A common sight in Alaska, this moose was expertly pointed out by Alan
The evening of the return from our glacier cruise out of Seward found us headed for Homer, a couple hundred miles away on the other side of the Kenai Peninsula. Since the sun sets so late here, only being dark for 3-4 hours in the middle of the night, we were still driving in daylight even though we were on the road until 11:30 at night.
We stopped a couple places en route, at a supermarket for some sandwich materials and then at the Kenai NWR headquarters for the range-restricted Aleutian Tern, a breeding species there. We were able to pick out one of the terns feeding over the lake just behind the headquarters buildings, the first time I have seen a species of tern for the first time after 10pm!
Eventually we arrived at our destination for the night – a random road in the hills above Homer, where we ate sandwiches on the hood of the car, which we then proceeded to sleep in. For those of you out there who look down on sleeping in cars, our ride was quite a comfy sleeping place in my opinion!
View over the town of Homer from near where we slept
The following morning we checked a bunch of local areas in the downtown Homer area, and then spent the afternoon at nearby Anchor Point, a little coastal promontory that turned out to be great for seawatching. It was also a popular place for fishing, and the large number of fishermen there would fillet their catch and toss the carcasses into the surf edge, which served to attract lots of gulls, crows, and eagles.
This immature Bald Eagle was along the docks on Homer Spit, a peninsula right in downtown Homer
The eagle show was spectacular, with about 20 individuals feeding along the coastline, flying along at eye level less than 30 feet away at times. The congregation of close to a thousand gulls featured a Slaty-backed Gull mixed in with the myriad Glaucous-winged Gulls – this Slaty-backed that we found being the only one in the entire US at that time apart from one other elsewhere in Alaska!
Slaty-backed Gull (left), standing out among the surrounding Glaucous-winged Gulls
Adult Bald Eagle dropping down onto a fish carcass
Landing gear down!
This eagle came and landed in a tree right next to us, this photo is not cropped at all!
That evening we went and searched for Boreal Owl in the wood above town, unfortunately without any form of success. While thinking about our plans for the next couple days, we realized that we had gotten pretty much all of our realistic targets for the areas that we had been to, and that we could make it back a day earlier than planned, thus saving money on the rental car. However, this meant that we had to make it back for 1pm the following day..
4am found us awake in the front seats of the car again, having slept for another night in our luxurious sedan. After checking in vain one last time for Boreal Owl, we started the six-hour drive back to Anchorage, planning on one last birding stop.
We reached the town of Hope a few hours later, and headed up to a nice dirt road that climbed through a valley above town.
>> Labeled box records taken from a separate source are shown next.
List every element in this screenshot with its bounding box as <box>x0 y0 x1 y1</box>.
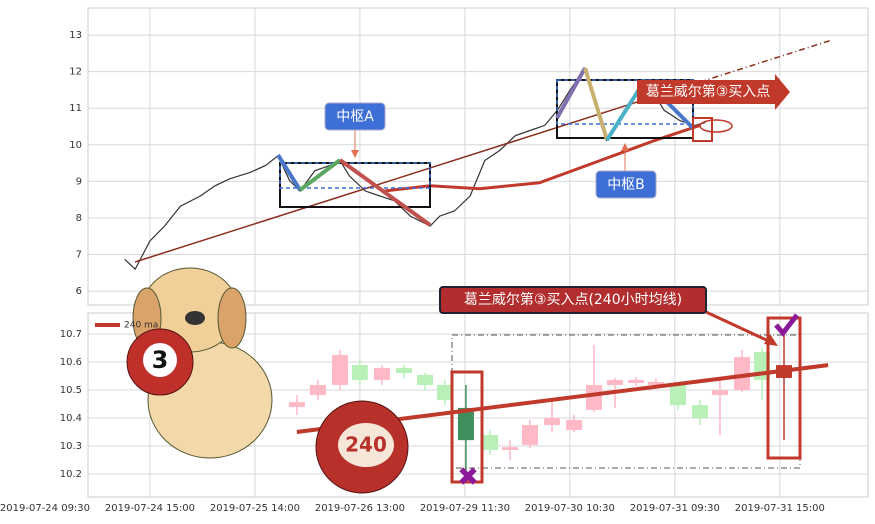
zigzag <box>276 153 302 192</box>
y-tick-label: 10.5 <box>60 385 82 396</box>
candle-body <box>351 365 368 380</box>
y-tick-label: 10.3 <box>60 441 82 452</box>
label-box <box>324 102 386 131</box>
highlight-box <box>766 316 802 460</box>
candle-body <box>711 390 728 396</box>
pointer-head <box>351 150 359 158</box>
trend-extension <box>699 39 833 83</box>
y-tick-label: 10.4 <box>60 413 82 424</box>
y-tick-label: 6 <box>76 286 82 297</box>
top-plot <box>87 7 869 306</box>
trend-line <box>134 81 701 263</box>
annotation: 葛兰威尔第③买入点 <box>646 83 771 100</box>
y-tick-label: 12 <box>69 67 82 78</box>
ball-label-bg <box>338 423 394 467</box>
x-tick-label: 2019-07-30 10:30 <box>525 503 615 514</box>
ball-label-bg <box>143 343 177 377</box>
bottom-decor: ✖ 葛兰威尔第③买入点(240小时均线) 3 240 240 ma <box>95 267 802 494</box>
buy-marker <box>692 117 713 142</box>
check-icon <box>774 313 799 337</box>
y-tick-label: 9 <box>76 176 82 187</box>
range-box <box>451 334 801 469</box>
y-tick-label: 10.2 <box>60 469 82 480</box>
candle-body <box>502 447 519 450</box>
zone-a-inner <box>279 162 431 189</box>
cross-icon: ✖ <box>457 463 479 493</box>
highlight-box <box>450 370 484 484</box>
x-tick-label: 2019-07-25 14:00 <box>210 503 300 514</box>
buy-marker <box>699 119 733 133</box>
zigzag <box>298 158 342 192</box>
candle-body <box>627 379 644 384</box>
zigzag <box>555 67 587 119</box>
candle-body <box>373 367 390 380</box>
pointer-head <box>764 334 778 346</box>
candle-body <box>457 407 474 441</box>
candle-body <box>586 384 603 410</box>
ball-label: 240 <box>345 433 387 457</box>
x-tick-label: 2019-07-31 09:30 <box>630 503 720 514</box>
candle-body <box>647 381 664 385</box>
y-tick-label: 11 <box>69 103 82 114</box>
candle-body <box>416 374 433 385</box>
annotation: 葛兰威尔第③买入点(240小时均线) <box>464 291 682 308</box>
candle-body <box>566 419 583 431</box>
candle-body <box>669 384 686 406</box>
dog-ear <box>217 287 247 349</box>
y-tick-label: 10.7 <box>60 329 82 340</box>
pointer-head <box>621 143 629 151</box>
candle-body <box>606 379 623 385</box>
x-tick-label: 2019-07-29 11:30 <box>420 503 510 514</box>
candle-body <box>521 425 538 445</box>
candle-body <box>692 405 709 419</box>
y-tick-label: 10 <box>69 140 82 151</box>
y-tick-label: 7 <box>76 250 82 261</box>
y-tick-label: 10.6 <box>60 357 82 368</box>
x-tick-label: 2019-07-24 15:00 <box>105 503 195 514</box>
label-box <box>595 170 657 199</box>
candle-body <box>436 384 453 401</box>
candle-body <box>544 418 561 426</box>
x-tick-label: 2019-07-24 09:30 <box>0 503 90 514</box>
top-decor: 中枢A 中枢B 葛兰威尔第③买入点 <box>134 39 833 263</box>
banner <box>637 74 790 110</box>
x-tick-label: 2019-07-26 13:00 <box>315 503 405 514</box>
pointer <box>705 310 776 346</box>
banner <box>439 286 707 314</box>
ball-label: 3 <box>152 346 169 374</box>
y-tick-label: 13 <box>69 30 82 41</box>
candle-body <box>331 355 348 385</box>
y-tick-label: 8 <box>76 213 82 224</box>
candle-body <box>482 435 499 450</box>
zigzag <box>338 158 432 227</box>
candle-body <box>309 384 326 396</box>
zigzag <box>583 67 609 141</box>
annotation: 中枢A <box>336 109 374 125</box>
dog-nose <box>185 311 205 325</box>
candle-body <box>734 356 751 391</box>
annotation: 中枢B <box>607 177 645 193</box>
legend-label: 240 ma <box>124 321 158 331</box>
candle-body <box>288 402 305 408</box>
candle-body <box>395 367 412 373</box>
x-tick-label: 2019-07-31 15:00 <box>735 503 825 514</box>
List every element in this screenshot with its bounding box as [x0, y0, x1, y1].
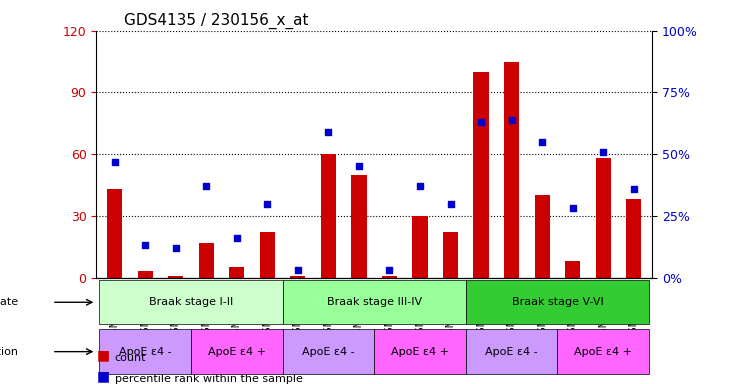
Point — [292, 267, 304, 273]
Text: ■: ■ — [96, 369, 110, 383]
Text: disease state: disease state — [0, 297, 19, 307]
Text: ■: ■ — [96, 348, 110, 362]
Text: ApoE ε4 -: ApoE ε4 - — [119, 347, 171, 357]
Bar — [382, 275, 397, 278]
Text: genotype/variation: genotype/variation — [0, 347, 19, 357]
Text: ApoE ε4 -: ApoE ε4 - — [302, 347, 355, 357]
Point — [445, 200, 456, 207]
Text: Braak stage I-II: Braak stage I-II — [149, 297, 233, 307]
Text: Braak stage V-VI: Braak stage V-VI — [511, 297, 603, 307]
FancyBboxPatch shape — [374, 329, 466, 374]
Point — [262, 200, 273, 207]
FancyBboxPatch shape — [191, 329, 282, 374]
FancyBboxPatch shape — [99, 280, 282, 324]
Text: ApoE ε4 -: ApoE ε4 - — [485, 347, 538, 357]
FancyBboxPatch shape — [282, 329, 374, 374]
FancyBboxPatch shape — [282, 280, 466, 324]
FancyBboxPatch shape — [466, 280, 649, 324]
Bar — [443, 232, 458, 278]
Text: count: count — [115, 353, 147, 363]
Point — [536, 139, 548, 145]
Point — [567, 205, 579, 212]
Bar — [413, 216, 428, 278]
Bar — [321, 154, 336, 278]
Bar — [504, 61, 519, 278]
Bar — [565, 261, 580, 278]
Text: ApoE ε4 +: ApoE ε4 + — [574, 347, 632, 357]
Bar — [199, 243, 214, 278]
Bar — [626, 199, 642, 278]
Text: Braak stage III-IV: Braak stage III-IV — [327, 297, 422, 307]
Point — [200, 183, 212, 189]
Bar — [229, 267, 245, 278]
Text: percentile rank within the sample: percentile rank within the sample — [115, 374, 303, 384]
Bar — [138, 271, 153, 278]
Point — [505, 116, 517, 122]
FancyBboxPatch shape — [557, 329, 649, 374]
Text: GDS4135 / 230156_x_at: GDS4135 / 230156_x_at — [124, 13, 308, 29]
Bar — [259, 232, 275, 278]
Point — [170, 245, 182, 251]
Point — [353, 164, 365, 170]
Bar — [351, 175, 367, 278]
Bar — [596, 158, 611, 278]
Point — [414, 183, 426, 189]
Text: ApoE ε4 +: ApoE ε4 + — [391, 347, 449, 357]
Bar — [107, 189, 122, 278]
Bar — [534, 195, 550, 278]
Text: ApoE ε4 +: ApoE ε4 + — [207, 347, 266, 357]
Point — [475, 119, 487, 125]
Bar — [473, 72, 489, 278]
Bar — [290, 275, 305, 278]
Bar — [168, 275, 183, 278]
Point — [597, 149, 609, 155]
Point — [139, 242, 151, 248]
Point — [384, 267, 396, 273]
Point — [231, 235, 243, 241]
Point — [109, 159, 121, 165]
Point — [322, 129, 334, 135]
FancyBboxPatch shape — [99, 329, 191, 374]
Point — [628, 185, 639, 192]
FancyBboxPatch shape — [466, 329, 557, 374]
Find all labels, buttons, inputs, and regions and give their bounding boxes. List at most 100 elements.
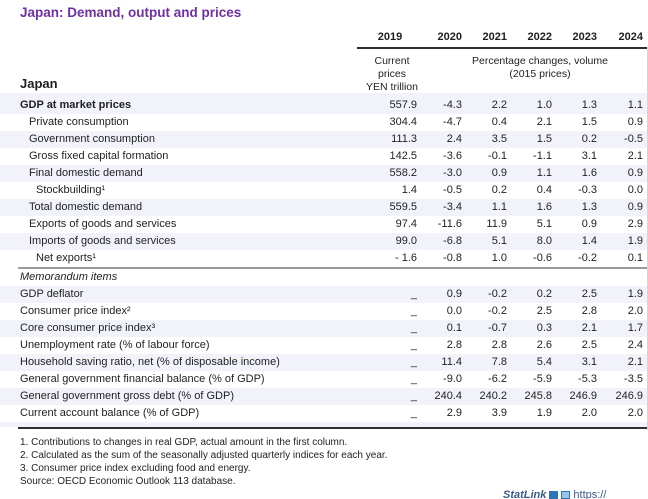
cell-2020: [417, 269, 462, 286]
cell-2019: _: [410, 407, 417, 419]
statlink-label[interactable]: StatLink: [503, 489, 547, 499]
row-label: Net exports¹: [36, 252, 96, 264]
cell-2023: 1.6: [581, 167, 597, 179]
cell-2019: _: [410, 288, 417, 300]
cell-2019: 99.0: [395, 235, 417, 247]
table-row: Unemployment rate (% of labour force) _ 2.…: [0, 337, 648, 354]
cell-2022: [507, 269, 552, 286]
table-row: Final domestic demand 558.2 -3.0 0.9 1.1 1.6 0…: [0, 165, 648, 182]
cell-2021: -0.1: [488, 150, 507, 162]
row-label: Memorandum items: [20, 271, 118, 283]
statlink-table-icon: [549, 491, 559, 499]
statlink-url[interactable]: https://: [573, 489, 607, 499]
cell-2022: 1.0: [536, 99, 552, 111]
unit-current-prices: Current prices YEN trillion: [337, 49, 423, 94]
cell-2020: 11.4: [441, 356, 462, 368]
cell-2019: 111.3: [391, 133, 417, 145]
table-row: Gross fixed capital formation 142.5 -3.6 -0…: [0, 148, 648, 165]
cell-2020: -3.6: [443, 150, 462, 162]
footnotes: 1. Contributions to changes in real GDP,…: [20, 436, 648, 488]
cell-2022: 1.9: [536, 407, 552, 419]
cell-2022: -1.1: [533, 150, 552, 162]
cell-2024: 246.9: [615, 390, 643, 402]
footnote-3: 3. Consumer price index excluding food a…: [20, 463, 251, 474]
cell-2024: 1.9: [627, 288, 643, 300]
region-label: Japan: [20, 76, 58, 91]
source-note: Source: OECD Economic Outlook 113 databa…: [20, 476, 236, 487]
table-row: General government gross debt (% of GDP)…: [0, 388, 648, 405]
table-section-memorandum: Memorandum items GDP deflator _ 0.9 -0.2 0.2 2…: [0, 269, 648, 422]
row-label: Gross fixed capital formation: [29, 150, 169, 162]
cell-2020: 240.4: [434, 390, 462, 402]
cell-2024: [597, 269, 643, 286]
cell-2020: -9.0: [443, 373, 462, 385]
row-label: Final domestic demand: [29, 167, 143, 179]
table-row: Government consumption 111.3 2.4 3.5 1.5 0.2 -…: [0, 131, 648, 148]
year-header-2021: 2021: [482, 31, 507, 43]
cell-2022: 1.6: [536, 201, 552, 213]
unit-header-row: Japan Current prices YEN trillion Percen…: [0, 49, 648, 93]
footnote-1: 1. Contributions to changes in real GDP,…: [20, 437, 348, 448]
row-label: Exports of goods and services: [29, 218, 177, 230]
cell-2021: 3.9: [491, 407, 507, 419]
cell-2024: 2.1: [627, 150, 643, 162]
row-label: Imports of goods and services: [29, 235, 176, 247]
cell-2022: 1.5: [536, 133, 552, 145]
row-label: Household saving ratio, net (% of dispos…: [20, 356, 280, 368]
cell-2022: 2.1: [536, 116, 552, 128]
cell-2023: 3.1: [581, 356, 597, 368]
cell-2023: 2.8: [581, 305, 597, 317]
cell-2021: 2.2: [491, 99, 507, 111]
row-label: Consumer price index²: [20, 305, 131, 317]
table-top-strip: [0, 93, 648, 97]
cell-2021: -6.2: [488, 373, 507, 385]
year-header-2023: 2023: [572, 31, 597, 43]
cell-2021: -0.2: [488, 305, 507, 317]
row-label: Current account balance (% of GDP): [20, 407, 200, 419]
cell-2021: 3.5: [491, 133, 507, 145]
cell-2020: 2.4: [446, 133, 462, 145]
cell-2021: 2.8: [491, 339, 507, 351]
row-label: GDP at market prices: [20, 99, 132, 111]
statlink[interactable]: StatLink https://: [503, 489, 606, 499]
cell-2021: [462, 269, 507, 286]
year-header-2020: 2020: [437, 31, 462, 43]
cell-2020: 0.0: [446, 305, 462, 317]
unit-percentage-line1: Percentage changes, volume: [471, 55, 608, 67]
cell-2019: 1.4: [401, 184, 417, 196]
table-row: Private consumption 304.4 -4.7 0.4 2.1 1.5 0.9: [0, 114, 648, 131]
statlink-chart-icon: [561, 491, 571, 499]
table-row: Stockbuilding¹ 1.4 -0.5 0.2 0.4 -0.3 0.0: [0, 182, 648, 199]
cell-2020: -3.0: [443, 167, 462, 179]
memorandum-divider-rule: [18, 267, 648, 269]
table-row: Imports of goods and services 99.0 -6.8 5.1…: [0, 233, 648, 250]
year-header-rule: [357, 47, 648, 49]
cell-2024: 0.0: [627, 184, 643, 196]
cell-2022: 5.1: [536, 218, 552, 230]
table-row: Total domestic demand 559.5 -3.4 1.1 1.6 1.3 0…: [0, 199, 648, 216]
cell-2020: -0.5: [443, 184, 462, 196]
table-bottom-rule: [18, 427, 648, 429]
cell-2023: -0.2: [578, 252, 597, 264]
row-label: Government consumption: [29, 133, 155, 145]
cell-2023: 1.4: [581, 235, 597, 247]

Here we were able to add some more species that we hadn’t encountered yet this trip, such as Spruce Grouse, Olive-sided Flycatcher, and many other species with boreal flair.
View from the side of the road as we left the Kenai Peninsula
After here we went back to Anchorage for our last few days, hiking around town a couple times and enjoying the remainder of our time in Alaska, before flying home without mishap. I’ll post once more about this trip as a recap of the work that we did and things we saw.